[extropy-chat] Scientific standards of evidence

Max M maxm at mail.tele.dk
Wed Nov 5 13:34:07 UTC 2003


Chris Phoenix wrote:

> The final straw came a few nights ago, when I remembered something I'd
> been trying for a year to forget.  One evening last summer, my wife
> suddenly got a pain in her lower ribs, in a place she'd never had pain
> before, bad enough that we canceled our plans to go for a walk so I
> could rub her back (and this had never happened before either).  When I
> started the massage, she said, "How come the more you touch me there,
> the more I want to cry?"  A few minutes later, the pain went away.  And
> a few hours after that, we learned that her brother had been killed in a
> motorcycle accident within a few minutes of that time, and his lower
> ribs had been run over.


"Post hoc, ergo propter hoc" - "after the fact, therefore because of the 
fact"

It is very ordinary to think like that. When things happens 
simultaniously that they are in some way related.

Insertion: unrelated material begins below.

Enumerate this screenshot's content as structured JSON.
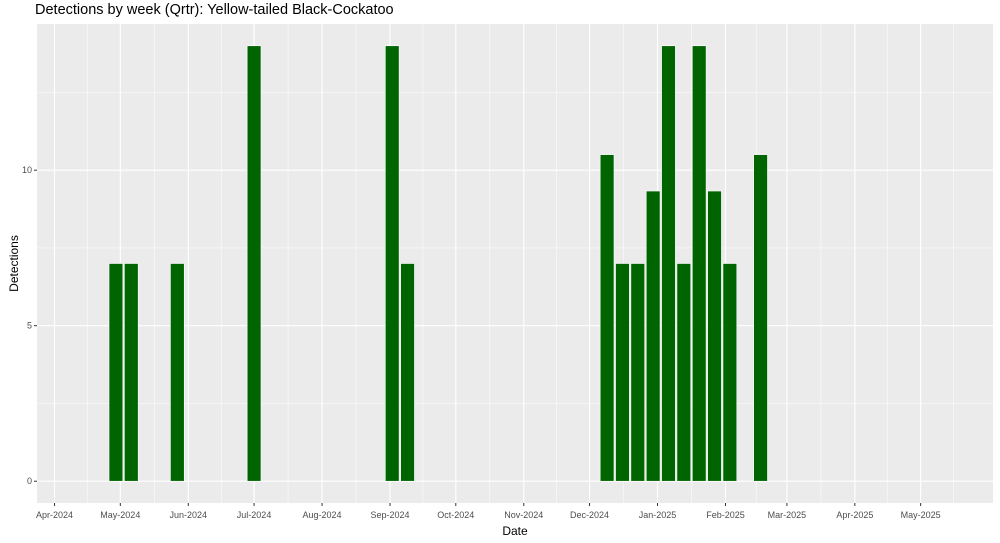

That is the way our brain naturally reacts, because it has historically 
given us a greater chance of survival. After all you will not be given 
many chances to create a statistical analysis, showing if a predator 
really is dangerous or not.

But it is like a lottery winner saying "I have never played Lotto 
before, but a hunch made me do it. And I won. That must be proof of the 
supernatural."

When enough random events take place, impossible combinations will 
happen. And lotto winners do win.

We are about 6 billion people on the planet. Living about 100 years. So 
I guess that about 60 million people die worldvide every year. Deaths 
are a traumatic experience that we remember well. We also naturally 
think back to "what was I doing when my loved one died?"

And with the minds affinity to link events together, we will try and 
link everything we can with a death.

That is why there are many stories of preminiscence. They are just not 
real. Rather they are examples of random events happening at roughly the 
same time, and then being "connected" by our brains.